I get that it's annoying. I was in bed early last night and the next door neighbours had fireworks going off at around 10 pm onwards and they sounded very loud as they were so close

But it is New Year's Eve and we cannot expect people not to celebrate. If your son finds this sort of thing distressing then perhaps there are things you can do next time to try to minimise the impact. Not sure what, perhaps ensure windows are closed, maybe explain to him in advance, have him in a room where the noise will be less... certain times of year fireworks are expected and NYE is one of them.

This is really patronising, not least because the OP has explained her situation and the measures she took repeatedly. And also explained why others are not possible or appropriate.
Arnoldthecat · 01/01/2021 13:58

I'm more than happy for people to use fireworks at midnight on NYE. Last night i had a lovely meal with my partner (home made pepperpot stew ..yum) and retired to watch a film with a bottle of red. On approach to midnight the initial salvos started and i went to the window and turned off the lights. It went on for ever and was almost as good as a commercial display in my area. I think lots of people must have bought those display crates that you just light and run away from . I'm a moaning git but it was very lovely and uplifting and i went to bed happy.

AliceinBunniland · 01/01/2021 13:58

I don't think it is patronising. I found the fireworks annoying so I don't think OP is unreasonable to be annoyed but she probably is unreasonable to have taken no other steps and to post on MN about it as it wouldn't be reasonable to expect others to behave differently.

I am allowed my opinion and if OP didn't want to hear others' opinions she shouldn't have posted in AIBU. There are many responses similar to mine.

LuaDipa · 01/01/2021 14:07

I think yab abit u. It’s once a year and people are entitled to let loose, particularly after this year. That being said, I remember the days when my pfb (who hardly slept) was woken by fireworks and I was pretty furious at the time!! I also hated Halloween with all the ringing of doorbells at bedtime. Pesky bigger kids having fun.Blush

While I completely understand your feelings, with the benefit of hindsight I can see that I was bvu and I do think you are a little bit u too. Doesn’t make it any less shit for you though and I’m sorry.

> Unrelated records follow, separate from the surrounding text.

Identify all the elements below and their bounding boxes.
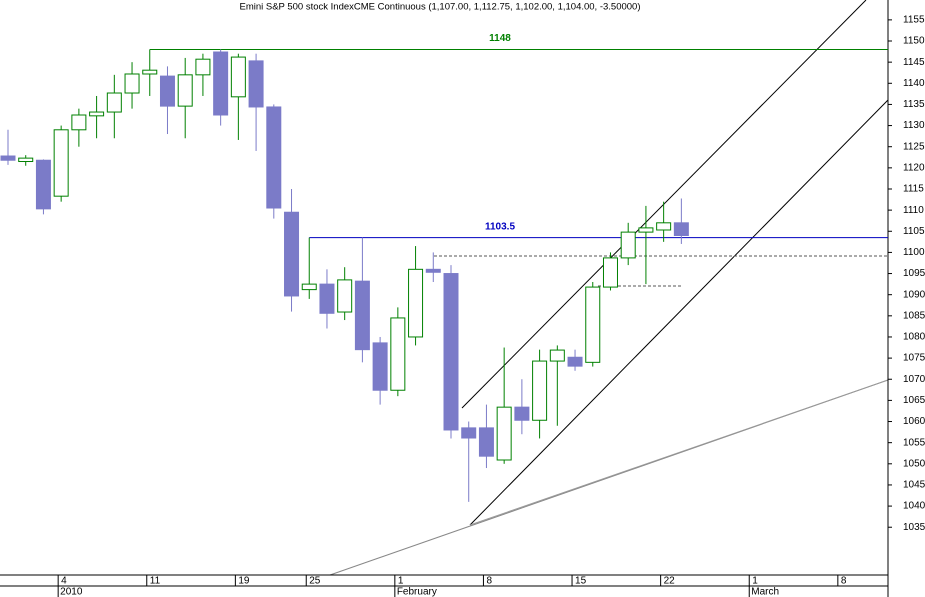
level-label: 1103.5 bbox=[485, 221, 515, 232]
candle-body bbox=[177, 74, 193, 107]
candle-body bbox=[620, 231, 636, 259]
x-tick-label: 19 bbox=[238, 576, 250, 587]
channel-lower bbox=[469, 99, 889, 526]
y-tick-label: 1050 bbox=[903, 458, 925, 469]
candle-body bbox=[443, 273, 459, 431]
y-tick-label: 1045 bbox=[903, 480, 925, 491]
candle-body bbox=[496, 406, 512, 461]
y-tick-label: 1100 bbox=[903, 247, 925, 258]
candle-body bbox=[673, 222, 689, 236]
candle-body bbox=[372, 342, 388, 391]
x-tick-label: 1 bbox=[752, 576, 758, 587]
candle-body bbox=[567, 356, 583, 367]
x-tick-label: 4 bbox=[61, 576, 67, 587]
y-tick-label: 1040 bbox=[903, 501, 925, 512]
y-tick-label: 1115 bbox=[903, 184, 924, 195]
x-tick-label: 8 bbox=[486, 576, 492, 587]
candle-body bbox=[514, 406, 530, 421]
candle-body bbox=[301, 283, 317, 291]
x-tick-label: 11 bbox=[150, 576, 161, 587]
candle-body bbox=[549, 349, 565, 362]
trend-lines bbox=[329, 0, 889, 576]
candle-body bbox=[585, 286, 601, 363]
y-tick-label: 1130 bbox=[903, 120, 925, 131]
candle-body bbox=[18, 157, 34, 163]
candle-body bbox=[284, 211, 300, 297]
y-tick-label: 1105 bbox=[903, 226, 925, 237]
x-tick-label: 1 bbox=[398, 576, 404, 587]
y-tick-label: 1065 bbox=[903, 395, 925, 406]
x-tick-label: 25 bbox=[309, 576, 321, 587]
candle-body bbox=[425, 268, 441, 273]
y-tick-label: 1060 bbox=[903, 416, 925, 427]
candle-body bbox=[656, 222, 672, 231]
y-tick-label: 1090 bbox=[903, 289, 925, 300]
candle-body bbox=[602, 257, 618, 288]
candle-body bbox=[159, 75, 175, 107]
y-tick-label: 1110 bbox=[903, 205, 924, 216]
candle-body bbox=[461, 427, 477, 439]
candle-body bbox=[408, 268, 424, 338]
y-tick-label: 1095 bbox=[903, 268, 925, 279]
month-label: 2010 bbox=[60, 587, 83, 597]
y-tick-label: 1055 bbox=[903, 437, 925, 448]
y-tick-label: 1135 bbox=[903, 99, 925, 110]
x-tick-label: 15 bbox=[575, 576, 587, 587]
y-tick-label: 1085 bbox=[903, 310, 925, 321]
candle-body bbox=[0, 155, 16, 161]
y-tick-label: 1035 bbox=[903, 522, 925, 533]
y-tick-label: 1070 bbox=[903, 374, 925, 385]
candle-body bbox=[53, 129, 69, 197]
month-label: March bbox=[751, 587, 779, 597]
candle-body bbox=[124, 73, 140, 94]
candle-body bbox=[213, 51, 229, 116]
candle-body bbox=[478, 427, 494, 457]
x-tick-label: 8 bbox=[841, 576, 847, 587]
support-line bbox=[469, 379, 889, 526]
candle-body bbox=[532, 360, 548, 421]
y-tick-label: 1140 bbox=[903, 78, 925, 89]
candle-body bbox=[89, 111, 105, 117]
candle-body bbox=[354, 280, 370, 351]
candle-body bbox=[390, 317, 406, 391]
y-tick-label: 1145 bbox=[903, 57, 925, 68]
candle-body bbox=[266, 106, 282, 209]
candle-body bbox=[195, 58, 211, 76]
candle-body bbox=[337, 279, 353, 313]
chart-title: Emini S&P 500 stock IndexCME Continuous … bbox=[239, 2, 640, 13]
level-label: 1148 bbox=[489, 33, 511, 44]
candle-body bbox=[35, 159, 51, 210]
y-tick-label: 1155 bbox=[903, 15, 925, 26]
candle-body bbox=[248, 60, 264, 108]
y-tick-label: 1075 bbox=[903, 353, 925, 364]
y-tick-label: 1125 bbox=[903, 141, 925, 152]
x-tick-label: 22 bbox=[664, 576, 676, 587]
y-tick-label: 1120 bbox=[903, 162, 925, 173]
candle-body bbox=[142, 69, 158, 75]
month-label: February bbox=[397, 587, 437, 597]
candle-body bbox=[230, 56, 246, 98]
candle-body bbox=[638, 227, 654, 233]
candle-body bbox=[319, 283, 335, 314]
y-tick-label: 1080 bbox=[903, 332, 925, 343]
candle-body bbox=[106, 92, 122, 113]
candle-body bbox=[71, 114, 87, 131]
y-tick-label: 1150 bbox=[903, 36, 925, 47]
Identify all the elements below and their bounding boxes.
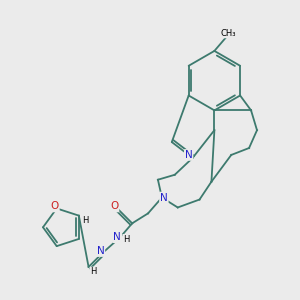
Text: H: H [82, 216, 89, 225]
Text: O: O [51, 202, 59, 212]
Text: H: H [123, 235, 129, 244]
Text: N: N [160, 193, 168, 202]
Text: O: O [110, 202, 118, 212]
Text: CH₃: CH₃ [220, 28, 236, 38]
Text: N: N [113, 232, 121, 242]
Text: H: H [90, 267, 97, 276]
Text: N: N [97, 246, 104, 256]
Text: N: N [185, 150, 193, 160]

MrsMomoa · 01/01/2021 14:13

Have you tried a Social Story??

Abouttimemum · 01/01/2021 14:20

I’m with you OP. It didn’t wake my toddler son up but actually I felt like this before I had kids. I find the whole thing entirely unnecessary. Fireworks should be banned in residential areas. It would be ok if it was bonfire night and NYE only but sadly by the time it gets to 5 Nov they’ve already been going off for about two months.
Last night it was sporadic between 6 and 1am, I mean set them off early for the kids or at midnight but why are they going off at 10pm as well?
Just another indicator of selfish fucks everywhere and the British obsession with alcohol.

User158340 · 01/01/2021 14:22

People are so selfish.

I think there's something quite sadistic about setting loud fireworks and bangs off in residential areas knowing it terrifies small animals and wildlife.

They're the kind of people who get a thrill out of setting dogs out to tear a fox apart. Sociopaths.